Friday, June 6, 2008

We Ain't Got No Money, Honey, But We Got Rain

While in college in Buffalo, New York, I had the great fortune to take a modern poetry class taught by the wonderful Robert Creeley. He was such a smart and sensitive man, with such a wide body of references, that the class sometimes seemed less like a class in poetry and more like a class in seeing the world. I think of that class and that teacher often. I escaped from Buffalo as quickly as possible, but Creely hung in for years, making him a profound expert on rain and on finding a glimmer of hope in the largest mountains of muck. In that spirit, I offer this rainy yet hopeful poem.

The Rain

All night the sound had
come back again,
and again falls
this quiet, persistent rain.

What am I to myself
that must be remembered,
insisted upon
so often?

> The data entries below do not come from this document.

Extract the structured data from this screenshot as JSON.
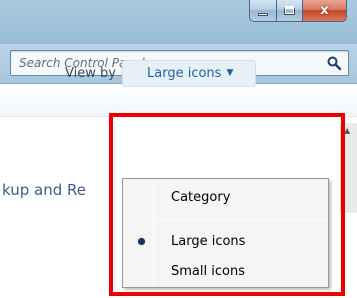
{
  "window": {
    "controls": {
      "minimize_icon": "minimize-icon",
      "maximize_icon": "maximize-icon",
      "close_icon": "close-icon",
      "close_glyph": "x"
    }
  },
  "search": {
    "placeholder": "Search Control Panel",
    "value": "",
    "icon": "magnifier-icon"
  },
  "view_by": {
    "label": "View by",
    "selected": "Large icons",
    "arrow": "▼"
  },
  "dropdown": {
    "options": [
      {
        "label": "Category",
        "selected": false
      },
      {
        "label": "Large icons",
        "selected": true
      },
      {
        "label": "Small icons",
        "selected": false
      }
    ]
  },
  "content": {
    "partial_link_text": "kup and Re"
  },
  "colors": {
    "highlight": "#ee0000",
    "link": "#1f62a9",
    "title_gradient_top": "#a9c9df",
    "menu_bg": "#f5f5f5"
  }
}
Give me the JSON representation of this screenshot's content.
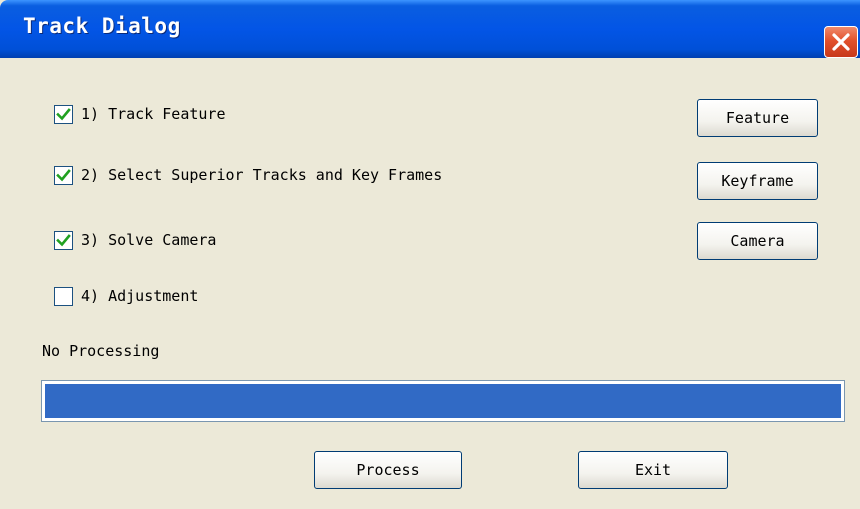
{
  "window": {
    "title": "Track Dialog",
    "close_icon": "close-icon"
  },
  "steps": [
    {
      "label": "1) Track Feature",
      "checked": true
    },
    {
      "label": "2) Select Superior Tracks and Key Frames",
      "checked": true
    },
    {
      "label": "3) Solve Camera",
      "checked": true
    },
    {
      "label": "4) Adjustment",
      "checked": false
    }
  ],
  "side_buttons": {
    "feature": "Feature",
    "keyframe": "Keyframe",
    "camera": "Camera"
  },
  "status": {
    "text": "No Processing",
    "progress_percent": 100,
    "progress_color": "#316ac5"
  },
  "footer": {
    "process": "Process",
    "exit": "Exit"
  },
  "colors": {
    "titlebar": "#0355e6",
    "window_bg": "#ece9d8",
    "close_button": "#e2512c"
  }
}
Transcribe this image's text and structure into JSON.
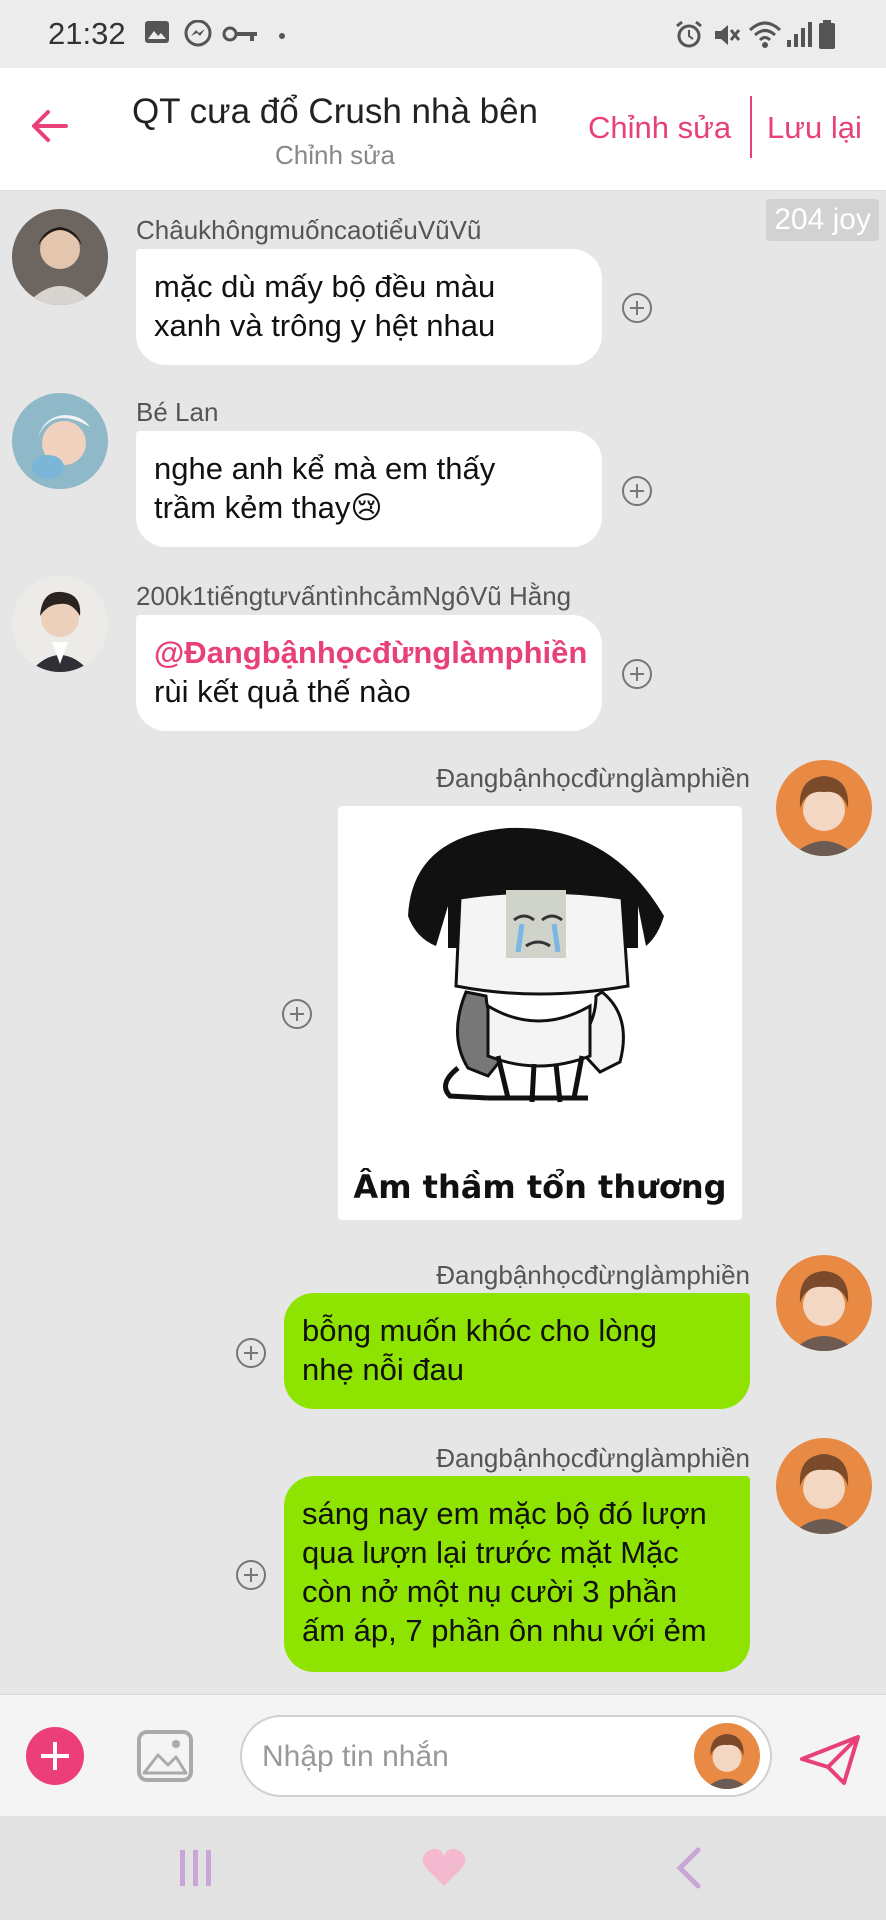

Is it

that never the ease,
even the hardness,
of rain falling
will have for me

something other than this,
something not so insistent--
am I to be locked in this
final uneasiness.

Love, if you love me,
lie next to me.
Be for me, like rain,
the getting out

of the tiredness, the fatuousness, the semi-
lust of intentional indifference.
Be wet
with a decent happiness.

Incidentally, the title of this post comes from a strikingly appropriate and even optimistic poem by the often inappropriate and pessimistic Charles Bukowski.